My noble friend Lord Ashley asked about short-term loans. It is perhaps worth pointing out that the Royal Commission rejected loan schemes because of what it regarded as a high initial outlay and the fact that local authorities would be involved in funding transaction costs and paying interest. It also said that the arrangement would be complex to establish and administer and that local authorities would be left with a complex burden of assets. As I said, the Government's decision to pay an additional £85 million to local authorities as a ring-fenced grant in relation to deferred payment arrangements is a significant advance.

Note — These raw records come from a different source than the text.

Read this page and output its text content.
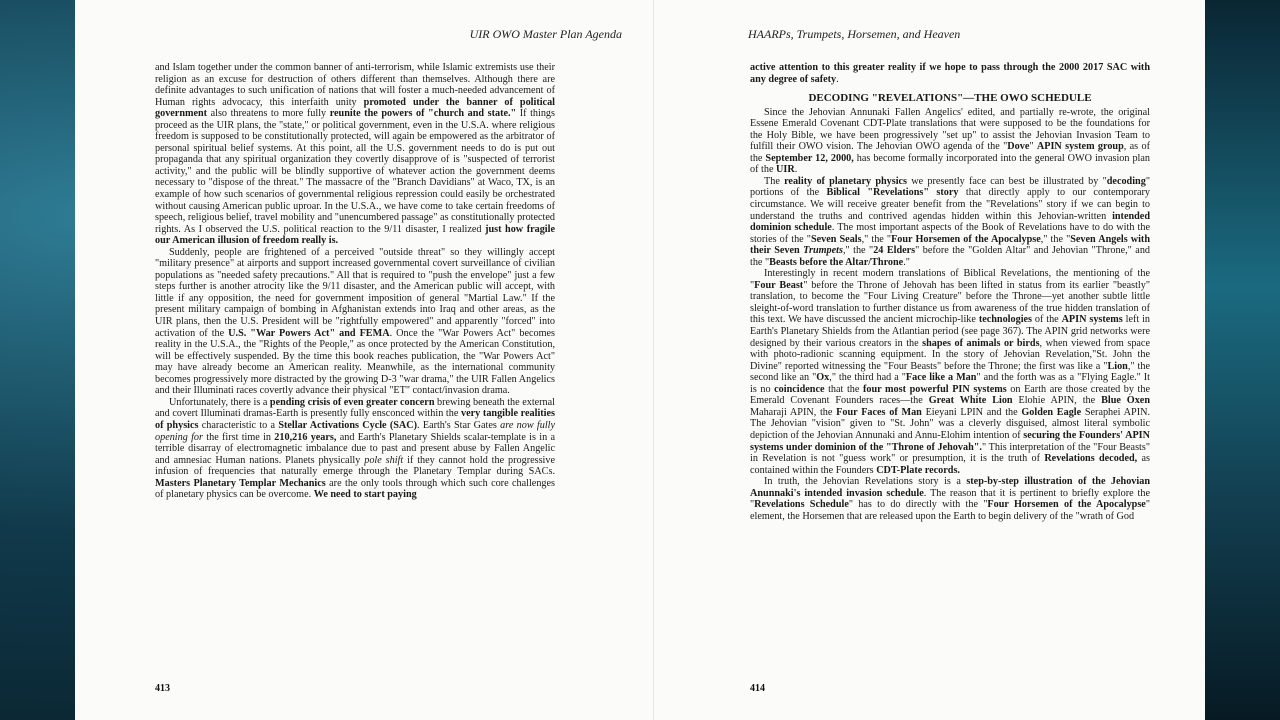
UIR OWO Master Plan Agenda

and Islam together under the common banner of anti-terrorism, while Islamic extremists use their religion as an excuse for destruction of others different than themselves. Although there are definite advantages to such unification of nations that will foster a much-needed advancement of Human rights advocacy, this interfaith unity promoted under the banner of political government also threatens to more fully reunite the powers of "church and state." If things proceed as the UIR plans, the "state," or political government, even in the U.S.A. where religious freedom is supposed to be constitutionally protected, will again be empowered as the arbitrator of personal spiritual belief systems. At this point, all the U.S. government needs to do is put out propaganda that any spiritual organization they covertly disapprove of is "suspected of terrorist activity," and the public will be blindly supportive of whatever action the government deems necessary to "dispose of the threat." The massacre of the "Branch Davidians" at Waco, TX, is an example of how such scenarios of governmental religious repression could easily be orchestrated without causing American public uproar. In the U.S.A., we have come to take certain freedoms of speech, religious belief, travel mobility and "unencumbered passage" as constitutionally protected rights. As I observed the U.S. political reaction to the 9/11 disaster, I realized just how fragile our American illusion of freedom really is.

Suddenly, people are frightened of a perceived "outside threat" so they willingly accept "military presence" at airports and support increased governmental covert surveillance of civilian populations as "needed safety precautions." All that is required to "push the envelope" just a few steps further is another atrocity like the 9/11 disaster, and the American public will accept, with little if any opposition, the need for government imposition of general "Martial Law." If the present military campaign of bombing in Afghanistan extends into Iraq and other areas, as the UIR plans, then the U.S. President will be "rightfully empowered" and apparently "forced" into activation of the U.S. "War Powers Act" and FEMA. Once the "War Powers Act" becomes reality in the U.S.A., the "Rights of the People," as once protected by the American Constitution, will be effectively suspended. By the time this book reaches publication, the "War Powers Act" may have already become an American reality. Meanwhile, as the international community becomes progressively more distracted by the growing D-3 "war drama," the UIR Fallen Angelics and their Illuminati races covertly advance their physical "ET" contact/invasion drama.

Unfortunately, there is a pending crisis of even greater concern brewing beneath the external and covert Illuminati dramas-Earth is presently fully ensconced within the very tangible realities of physics characteristic to a Stellar Activations Cycle (SAC). Earth's Star Gates are now fully opening for the first time in 210,216 years, and Earth's Planetary Shields scalar-template is in a terrible disarray of electromagnetic imbalance due to past and present abuse by Fallen Angelic and amnesiac Human nations. Planets physically pole shift if they cannot hold the progressive infusion of frequencies that naturally emerge through the Planetary Templar during SACs. Masters Planetary Templar Mechanics are the only tools through which such core challenges of planetary physics can be overcome. We need to start paying

413
HAARPs, Trumpets, Horsemen, and Heaven

active attention to this greater reality if we hope to pass through the 2000 2017 SAC with any degree of safety.

DECODING "REVELATIONS"—THE OWO SCHEDULE

Since the Jehovian Annunaki Fallen Angelics' edited, and partially re-wrote, the original Essene Emerald Covenant CDT-Plate translations that were supposed to be the foundations for the Holy Bible, we have been progressively "set up" to assist the Jehovian Invasion Team to fulfill their OWO vision. The Jehovian OWO agenda of the "Dove" APIN system group, as of the September 12, 2000, has become formally incorporated into the general OWO invasion plan of the UIR.

The reality of planetary physics we presently face can best be illustrated by "decoding" portions of the Biblical "Revelations" story that directly apply to our contemporary circumstance. We will receive greater benefit from the "Revelations" story if we can begin to understand the truths and contrived agendas hidden within this Jehovian-written intended dominion schedule. The most important aspects of the Book of Revelations have to do with the stories of the "Seven Seals," the "Four Horsemen of the Apocalypse," the "Seven Angels with their Seven Trumpets," the "24 Elders" before the "Golden Altar" and Jehovian "Throne," and the "Beasts before the Altar/Throne."

Interestingly in recent modern translations of Biblical Revelations, the mentioning of the "Four Beast" before the Throne of Jehovah has been lifted in status from its earlier "beastly" translation, to become the "Four Living Creature" before the Throne—yet another subtle little sleight-of-word translation to further distance us from awareness of the true hidden translation of this text. We have discussed the ancient microchip-like technologies of the APIN systems left in Earth's Planetary Shields from the Atlantian period (see page 367). The APIN grid networks were designed by their various creators in the shapes of animals or birds, when viewed from space with photo-radionic scanning equipment. In the story of Jehovian Revelation,"St. John the Divine" reported witnessing the "Four Beasts" before the Throne; the first was like a "Lion," the second like an "Ox," the third had a "Face like a Man" and the forth was as a "Flying Eagle." It is no coincidence that the four most powerful PIN systems on Earth are those created by the Emerald Covenant Founders races—the Great White Lion Elohie APIN, the Blue Oxen Maharaji APIN, the Four Faces of Man Eieyani LPIN and the Golden Eagle Seraphei APIN. The Jehovian "vision" given to "St. John" was a cleverly disguised, almost literal symbolic depiction of the Jehovian Annunaki and Annu-Elohim intention of securing the Founders' APIN systems under dominion of the "Throne of Jehovah"." This interpretation of the "Four Beasts" in Revelation is not "guess work" or presumption, it is the truth of Revelations decoded, as contained within the Founders CDT-Plate records.

In truth, the Jehovian Revelations story is a step-by-step illustration of the Jehovian Anunnaki's intended invasion schedule. The reason that it is pertinent to briefly explore the "Revelations Schedule" has to do directly with the "Four Horsemen of the Apocalypse" element, the Horsemen that are released upon the Earth to begin delivery of the "wrath of God

414
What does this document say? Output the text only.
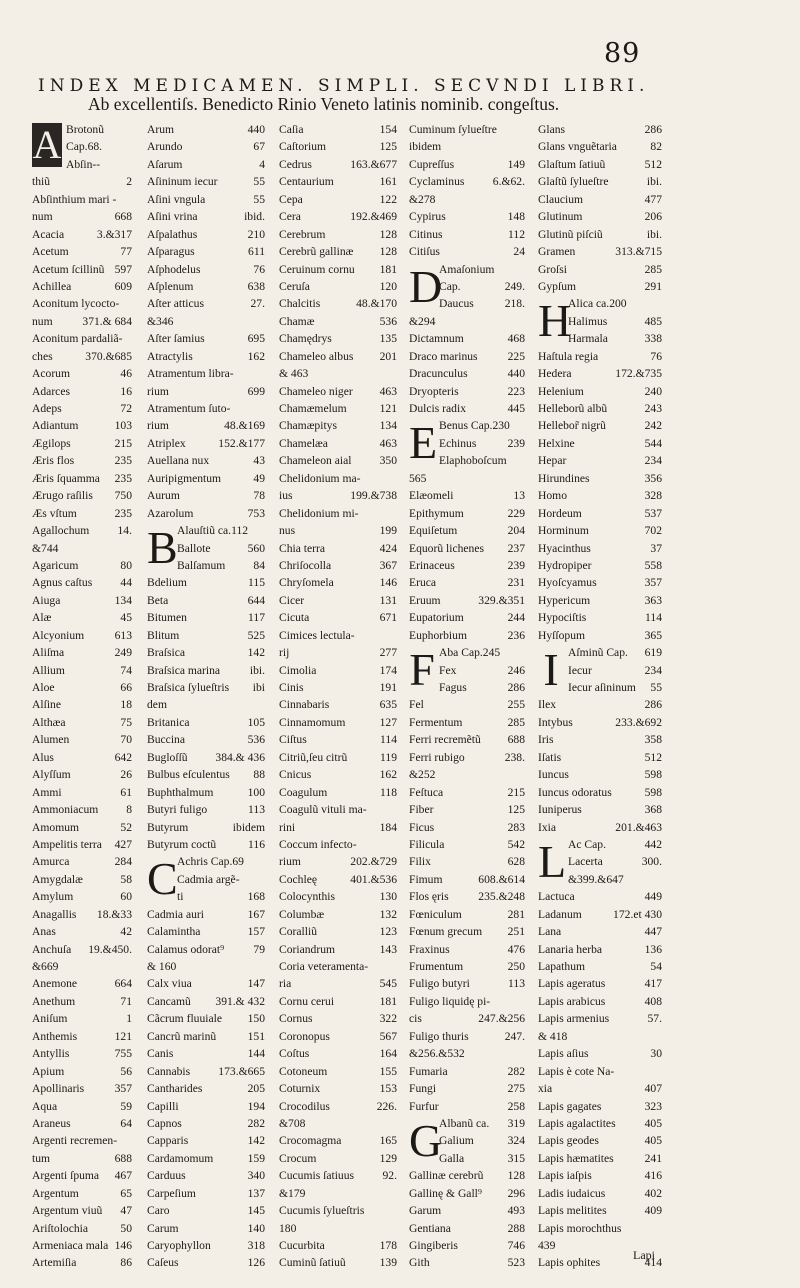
89
INDEX MEDICAMEN. SIMPLI. SECVNDI LIBRI.
Ab excellentiſs. Benedicto Rinio Veneto latinis nominib. congeſtus.
A Brotonũ
Cap.68.
Abſin--
thiũ	2
Abſinthium mari -
num	668
Acacia	3.&317
Acetum	77
Acetum ſcillinũ 597
Achillea	609
Aconitum lycocto-
num	371.& 684
Aconitum pardaliã-
ches	370.&685
Acorum	46
Adarces	16
Adeps	72
Adiantum	103
Ægilops	215
Æris flos	235
Æris ſquamma 235
Ærugo raſilis 750
Æs vſtum	235
Agallochum 14.
&744
Agaricum	80
Agnus caſtus 44
Aiuga	134
Alæ	45
Alcyonium	613
Aliſma	249
Allium	74
Aloe	66
Alſine	18
Althæa	75
Alumen	70
Alus	642
Alyſſum	26
Ammi	61
Ammoniacum 8
Amomum	52
Ampelitis terra 427
Amurca	284
Amygdalæ	58
Amylum	60
Anagallis 18.&33
Anas	42
Anchuſa 19.&450.
&669
Anemone	664
Anethum	71
Aniſum	1
Anthemis	121
Antyllis	755
Apium	56
Apollinaris	357
Aqua	59
Araneus	64
Argenti recremen-
tum	688
Argenti ſpuma 467
Argentum	65
Argentum viuũ 47
Ariſtolochia	50
Armeniaca mala 146
Artemiſia	86
Arum	440
Arundo	67
Aſarum	4
Aſininum iecur	55
Aſini vngula	55
Aſini vrina	ibid.
Aſpalathus	210
Aſparagus	611
Aſphodelus	76
Aſplenum	638
Aſter atticus	27.
&346
Aſter ſamius	695
Atractylis	162
Atramentum libra-
rium	699
Atramentum ſuto-
rium	48.&169
Atriplex	152.&177
Auellana nux	43
Auripigmentum	49
Aurum	78
Azarolum	753
B Alauſtiũ ca.112
Ballote	560
Balſamum 84
Bdelium	115
Beta	644
Bitumen	117
Blitum	525
Braſsica	142
Braſsica marina	ibi.
Braſsica ſylueſtris ibi
dem
Britanica	105
Buccina	536
Bugloſſũ 384.& 436
Bulbus eſculentus 88
Buphthalmum	100
Butyri fuligo	113
Butyrum	ibidem
Butyrum coctũ	116
C Achris Cap.69
Cadmia argẽ-
ti	168
Cadmia auri	167
Calamintha	157
Calamus odorat⁹	79
& 160
Calx viua	147
Cancamũ 391.& 432
Cãcrum fluuiale 150
Cancrũ marinũ	151
Canis	144
Cannabis 173.&665
Cantharides	205
Capilli	194
Capnos	282
Capparis	142
Cardamomum	159
Carduus	340
Carpeſium	137
Caro	145
Carum	140
Caryophyllon	318
Caſeus	126
Caſia	154
Caſtorium	125
Cedrus	163.&677
Centaurium	161
Cepa	122
Cera	192.&469
Cerebrum	128
Cerebrũ gallinæ 128
Ceruinum cornu 181
Ceruſa	120
Chalcitis	48.&170
Chamæ	536
Chamędrys	135
Chameleo albus 201
& 463
Chameleo niger 463
Chamæmelum	121
Chamæpitys	134
Chamelæa	463
Chameleon aial 350
Chelidonium ma-
ius	199.&738
Chelidonium mi-
nus	199
Chia terra	424
Chriſocolla	367
Chryſomela	146
Cicer	131
Cicuta	671
Cimices lectula-
rij	277
Cimolia	174
Cinis	191
Cinnabaris	635
Cinnamomum	127
Ciſtus	114
Citriũ,ſeu citrũ	119
Cnicus	162
Coagulum	118
Coagulũ vituli ma-
rini	184
Coccum infecto-
rium	202.&729
Cochleę	401.&536
Colocynthis	130
Columbæ	132
Coralliũ	123
Coriandrum	143
Coria veteramenta-
ria	545
Cornu cerui	181
Cornus	322
Coronopus	567
Coſtus	164
Cotoneum	155
Coturnix	153
Crocodilus	226.
&708
Crocomagma	165
Crocum	129
Cucumis ſatiuus 92.
&179
Cucumis ſylueſtris
180
Cucurbita	178
Cuminũ ſatiuũ	139
Cuminum ſylueſtre
ibidem
Cupreſſus	149
Cyclaminus 6.&62.
&278
Cypirus	148
Citinus	112
Citiſus	24
D
Amaſonium
Cap.	249.
Daucus	218.
&294
Dictamnum	468
Draco marinus	225
Dracunculus	440
Dryopteris	223
Dulcis radix	445
E Benus Cap.230
Echinus	239
Elaphoboſcum
565
Elæomeli	13
Epithymum	229
Equiſetum	204
Equorũ lichenes 237
Erinaceus	239
Eruca	231
Eruum	329.&351
Eupatorium	244
Euphorbium	236
F Aba Cap.245
Fex	246
Fagus	286
Fel	255
Fermentum	285
Ferri recremẽtũ 688
Ferri rubigo	238.
&252
Feſtuca	215
Fiber	125
Ficus	283
Filicula	542
Filix	628
Fimum	608.&614
Flos ęris	235.&248
Fœniculum	281
Fœnum grecum 251
Fraxinus	476
Frumentum	250
Fuligo butyri	113
Fuligo liquidę pi-
cis	247.&256
Fuligo thuris	247.
&256.&532
Fumaria	282
Fungi	275
Furfur	258
G
Albanũ ca. 319
Galium	324
Galla	315
Gallinæ cerebrũ 128
Gallinę & Gall⁹ 296
Garum	493
Gentiana	288
Gingiberis	746
Gith	523
Glans	286
Glans vnguẽtaria	82
Glaſtum ſatiuũ	512
Glaſtũ ſylueſtre	ibi.
Claucium	477
Glutinum	206
Glutinũ piſciũ	ibi.
Gramen	313.&715
Groſsi	285
Gypſum	291
H
Alica ca.200
Halimus	485
Harmala	338
Haſtula regia	76
Hedera	172.&735
Helenium	240
Helleborũ albũ	243
Hellebor̃ nigrũ	242
Helxine	544
Hepar	234
Hirundines	356
Homo	328
Hordeum	537
Horminum	702
Hyacinthus	37
Hydropiper	558
Hyoſcyamus	357
Hypericum	363
Hypociſtis	114
Hyſſopum	365
I Aſminũ Cap. 619
Iecur	234
Iecur aſininum 55
Ilex	286
Intybus	233.&692
Iris	358
Iſatis	512
Iuncus	598
Iuncus odoratus	598
Iuniperus	368
Ixia	201.&463
L Ac Cap.	442
Lacerta	300.
&399.&647
Lactuca	449
Ladanum	172.et 430
Lana	447
Lanaria herba	136
Lapathum	54
Lapis ageratus	417
Lapis arabicus	408
Lapis armenius	57.
& 418
Lapis aſius	30
Lapis è cote Na-
xia	407
Lapis gagates	323
Lapis agalactites	405
Lapis geodes	405
Lapis hæmatites	241
Lapis iaſpis	416
Ladis iudaicus	402
Lapis melitites	409
Lapis morochthus
439
Lapis ophites	414
Lapi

Time presses on, but, if the House will allow me, I want to mention the developments in intermediate care. They are the crux of this debate. We believe that instead of paying for free personal care for everyone, the £900 million that we will make available for intermediate care will be much more effective because it will be developed and invested in preventive and rehabilitative services, such as community equipment services, as my noble friend Lord Lipsey said. It is aimed at maximising people's independence following a period in hospital or at providing care that re-establishes independence and prevents admission to a care home.

We are already seeing the effects. I have been impressed by some of the developments in intermediate care. By 2004 we estimate that the new investment will help an extra 130,000 people. It is a question of priorities. But I believe that that is a better place to put that £900 million. In the long term it will produce many more effective results.

I pick up the points made by the noble Earl, Lord Howe, as to what can be done in the long term to encourage people to provide for themselves in old age and also as to what can be done in partnership with the private sector. He will be glad to know that a Treasury-led committee is looking at the whole issue of long-term private/public contribution to care. I am sure that the outcome will prove to be interesting and informative to the wider debate.

In summary, as ever, governments are faced with choices as to priorities. I understand why noble Lords feel that making personal care free would be a good step to take. But at the end of the day the argument the Government put forward is that the additional £900 million will be much more effectively spent in relation to intermediate care. The noble Earl, Lord Howe, does not like that phrase. But it is surely the best way to ensure that as many old and disabled people as possible are rehabilitated and enabled to live in their own homes. That is why we believe we have taken the right decision and that, in the end, the public and those who require our support will be encouraged and helped by the services we now intend to develop.